Pattern: Array index 0 maps to entries[-1], overlapping struct metadata (size field). Corrupted size → OOB read leaks canary/libc, then OOB write places ROP chain. See advanced.md.

Double win() Call

Pattern: win() checks if (attempts++ > 0) — needs two calls. Stack two return addresses: p64(win) + p64(win). See advanced.md.

Esoteric Language GOT Overwrite

Pattern: Brainfuck/Pikalang interpreter with unbounded tape = arbitrary read/write relative to buffer base. Move pointer to GOT, overwrite byte-by-byte with system(). See advanced.md.

DNS Record Buffer Overflow

Pattern: Many AAAA records overflow stack buffer in DNS response parser. Set up DNS server with excessive records, overwrite return address. See advanced.md.

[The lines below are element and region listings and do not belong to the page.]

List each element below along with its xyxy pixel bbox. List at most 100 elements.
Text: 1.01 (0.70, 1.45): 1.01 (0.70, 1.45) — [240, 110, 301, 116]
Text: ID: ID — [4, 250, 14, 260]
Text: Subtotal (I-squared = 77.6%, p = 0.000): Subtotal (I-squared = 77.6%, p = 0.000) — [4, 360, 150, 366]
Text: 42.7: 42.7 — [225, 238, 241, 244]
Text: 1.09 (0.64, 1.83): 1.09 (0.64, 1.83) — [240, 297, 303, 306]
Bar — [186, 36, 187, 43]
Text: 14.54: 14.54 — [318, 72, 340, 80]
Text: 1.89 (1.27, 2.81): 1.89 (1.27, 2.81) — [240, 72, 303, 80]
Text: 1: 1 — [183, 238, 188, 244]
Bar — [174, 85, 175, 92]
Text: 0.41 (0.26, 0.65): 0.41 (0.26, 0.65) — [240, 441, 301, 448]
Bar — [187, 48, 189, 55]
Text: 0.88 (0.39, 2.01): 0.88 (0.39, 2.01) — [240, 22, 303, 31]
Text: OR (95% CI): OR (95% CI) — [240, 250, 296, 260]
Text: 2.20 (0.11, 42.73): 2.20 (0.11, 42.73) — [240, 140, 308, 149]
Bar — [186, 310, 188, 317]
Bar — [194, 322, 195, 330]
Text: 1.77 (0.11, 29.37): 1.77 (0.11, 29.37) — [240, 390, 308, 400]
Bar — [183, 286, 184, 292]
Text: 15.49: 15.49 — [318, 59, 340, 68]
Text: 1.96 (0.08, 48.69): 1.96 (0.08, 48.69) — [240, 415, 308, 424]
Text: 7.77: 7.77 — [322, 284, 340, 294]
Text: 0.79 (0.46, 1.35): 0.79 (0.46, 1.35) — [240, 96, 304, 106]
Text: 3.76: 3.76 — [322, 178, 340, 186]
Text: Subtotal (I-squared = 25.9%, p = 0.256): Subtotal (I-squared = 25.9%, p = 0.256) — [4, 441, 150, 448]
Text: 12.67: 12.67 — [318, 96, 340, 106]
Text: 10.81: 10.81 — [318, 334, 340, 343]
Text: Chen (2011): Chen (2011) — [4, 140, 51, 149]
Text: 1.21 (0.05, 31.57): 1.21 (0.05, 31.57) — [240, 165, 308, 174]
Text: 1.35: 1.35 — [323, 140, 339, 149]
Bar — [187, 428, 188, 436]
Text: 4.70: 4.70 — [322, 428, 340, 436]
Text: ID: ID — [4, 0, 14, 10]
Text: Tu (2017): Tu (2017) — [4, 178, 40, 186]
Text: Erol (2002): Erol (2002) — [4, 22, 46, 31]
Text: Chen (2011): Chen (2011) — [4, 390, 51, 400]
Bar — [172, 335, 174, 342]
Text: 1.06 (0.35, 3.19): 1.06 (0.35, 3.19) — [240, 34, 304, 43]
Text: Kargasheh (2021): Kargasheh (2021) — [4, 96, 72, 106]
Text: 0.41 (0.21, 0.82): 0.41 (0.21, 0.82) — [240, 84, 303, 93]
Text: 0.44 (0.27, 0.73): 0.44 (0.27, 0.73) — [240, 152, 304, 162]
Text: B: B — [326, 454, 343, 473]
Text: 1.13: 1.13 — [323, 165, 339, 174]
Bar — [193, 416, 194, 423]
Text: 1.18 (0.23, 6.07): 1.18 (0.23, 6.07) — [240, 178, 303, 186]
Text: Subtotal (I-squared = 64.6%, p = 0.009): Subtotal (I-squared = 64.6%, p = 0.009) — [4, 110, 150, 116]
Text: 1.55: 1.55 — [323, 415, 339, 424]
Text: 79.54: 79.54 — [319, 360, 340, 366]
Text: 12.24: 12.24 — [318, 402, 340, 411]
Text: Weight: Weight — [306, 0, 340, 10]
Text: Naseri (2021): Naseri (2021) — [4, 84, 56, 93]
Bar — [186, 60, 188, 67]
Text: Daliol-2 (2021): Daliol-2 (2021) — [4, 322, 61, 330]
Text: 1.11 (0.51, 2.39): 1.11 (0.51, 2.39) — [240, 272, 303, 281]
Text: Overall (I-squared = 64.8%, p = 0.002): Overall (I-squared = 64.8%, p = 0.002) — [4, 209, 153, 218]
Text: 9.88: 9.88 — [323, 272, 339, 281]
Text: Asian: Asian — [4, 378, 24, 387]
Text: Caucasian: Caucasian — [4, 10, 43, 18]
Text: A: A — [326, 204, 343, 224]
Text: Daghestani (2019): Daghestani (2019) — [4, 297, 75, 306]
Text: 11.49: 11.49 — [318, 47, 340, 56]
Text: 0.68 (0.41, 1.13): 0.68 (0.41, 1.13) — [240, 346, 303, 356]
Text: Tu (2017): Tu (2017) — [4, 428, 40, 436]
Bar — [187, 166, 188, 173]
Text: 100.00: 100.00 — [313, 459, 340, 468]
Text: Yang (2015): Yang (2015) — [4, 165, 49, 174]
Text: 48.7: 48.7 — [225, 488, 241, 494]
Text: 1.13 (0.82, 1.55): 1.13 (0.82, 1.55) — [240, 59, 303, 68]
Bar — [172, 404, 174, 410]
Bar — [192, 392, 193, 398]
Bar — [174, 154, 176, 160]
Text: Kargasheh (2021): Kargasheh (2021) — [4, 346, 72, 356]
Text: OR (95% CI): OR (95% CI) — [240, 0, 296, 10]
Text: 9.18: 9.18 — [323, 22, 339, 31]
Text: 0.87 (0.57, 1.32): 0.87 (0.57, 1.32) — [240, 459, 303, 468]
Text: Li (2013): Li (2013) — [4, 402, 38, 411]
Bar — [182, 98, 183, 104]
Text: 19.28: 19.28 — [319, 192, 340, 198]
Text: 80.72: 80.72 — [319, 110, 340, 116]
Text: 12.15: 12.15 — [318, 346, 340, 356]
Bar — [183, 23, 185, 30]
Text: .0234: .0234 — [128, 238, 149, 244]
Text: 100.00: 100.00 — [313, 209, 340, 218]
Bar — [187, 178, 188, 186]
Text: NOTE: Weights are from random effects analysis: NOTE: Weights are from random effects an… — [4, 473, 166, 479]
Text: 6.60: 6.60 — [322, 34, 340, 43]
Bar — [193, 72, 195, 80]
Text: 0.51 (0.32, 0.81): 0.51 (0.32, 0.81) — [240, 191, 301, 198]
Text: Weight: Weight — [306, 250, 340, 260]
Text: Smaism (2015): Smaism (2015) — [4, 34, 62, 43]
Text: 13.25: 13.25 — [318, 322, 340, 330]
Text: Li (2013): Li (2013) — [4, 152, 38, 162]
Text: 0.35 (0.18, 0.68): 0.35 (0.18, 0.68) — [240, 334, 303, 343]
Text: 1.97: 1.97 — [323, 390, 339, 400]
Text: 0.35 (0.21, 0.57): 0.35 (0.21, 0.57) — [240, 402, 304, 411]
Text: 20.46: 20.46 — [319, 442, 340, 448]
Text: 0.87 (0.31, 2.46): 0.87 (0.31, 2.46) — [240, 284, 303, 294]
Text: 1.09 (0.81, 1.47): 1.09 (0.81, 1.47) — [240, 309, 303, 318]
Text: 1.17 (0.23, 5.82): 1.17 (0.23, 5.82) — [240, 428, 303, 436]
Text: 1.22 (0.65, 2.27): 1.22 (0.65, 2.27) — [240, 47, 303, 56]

ASAN Shadow Memory Exploitation

Pattern: Binary with AddressSanitizer has format string + OOB write. ASAN may use "fake stack" (50% chance). Leak PIE, detect real vs fake stack, calculate OOB write offset to overwrite return address. See advanced.md.

Format String with RWX .fini_array Hijack

Pattern (Encodinator): Base85-encoded input in RWX memory passed to printf(). Write shellcode to RWX region, overwrite .fini_array[0] via format string %hn writes. Use convergence loop for base85 argument numbering. See advanced.md.

Custom Canary Preservation

Pattern: Buffer overflow must preserve known canary value. Write exact canary bytes at correct offset: b'A' * 64 + b'BIRD' + b'X'. See advanced.md.

MD5 Preimage Gadget Construction

Pattern (Hashchain): Brute-force MD5 preimages with eb 0c prefix (jmp +12) to skip middle bytes; bytes 14-15 become 2-byte i386 instructions. Build syscall chains from gadgets like 31c0 (xor eax), cd80 (int 0x80). See advanced.md for C code and v2 technique.

Python Sandbox Escape

AST bypass via f-strings, audit hook bypass with b'flag.txt' (bytes vs str), MRO-based __builtins__ recovery. See sandbox-escape.md.

VM GC-Triggered UAF (Slab Reuse)

Pattern: Custom VM with NEWBUF/SLICE/GC opcodes. Slicing creates shared slab reference; dropping+GC'ing slice frees slab while parent still holds it. Allocate function object to reuse slab, leak code pointer via UAF read, overwrite with win() address. See advanced.md.

VM Exploitation (Custom Bytecode)

Pattern: Custom VM with OOB read/write in syscalls. Leak PIE via XOR-encoded function pointer, overflow to rewrite pointer with win() ^ KEY. See sandbox-escape.md.

FUSE/CUSE Character Device Exploitation

Look for cuse_lowlevel_main() / fuse_main(), backdoor write handlers with command parsing. Exploit to chmod /etc/passwd then modify for root access. See sandbox-escape.md.

Busybox/Restricted Shell Escalation

Find writable paths via character devices, target /etc/passwd or /etc/sudoers, modify permissions then content. See sandbox-escape.md.

Shell Tricks

exec<&3;sh>&3 for fd redirection, $0 instead of sh, ls -la /proc/self/fd to find correct fd. See sandbox-escape.md.

Useful Commands

checksec, one_gadget, ropper, ROPgadget, seccomp-tools dump, strings libc | grep GLIBC. See rop-and-shellcode.md for full command list and pwntools template.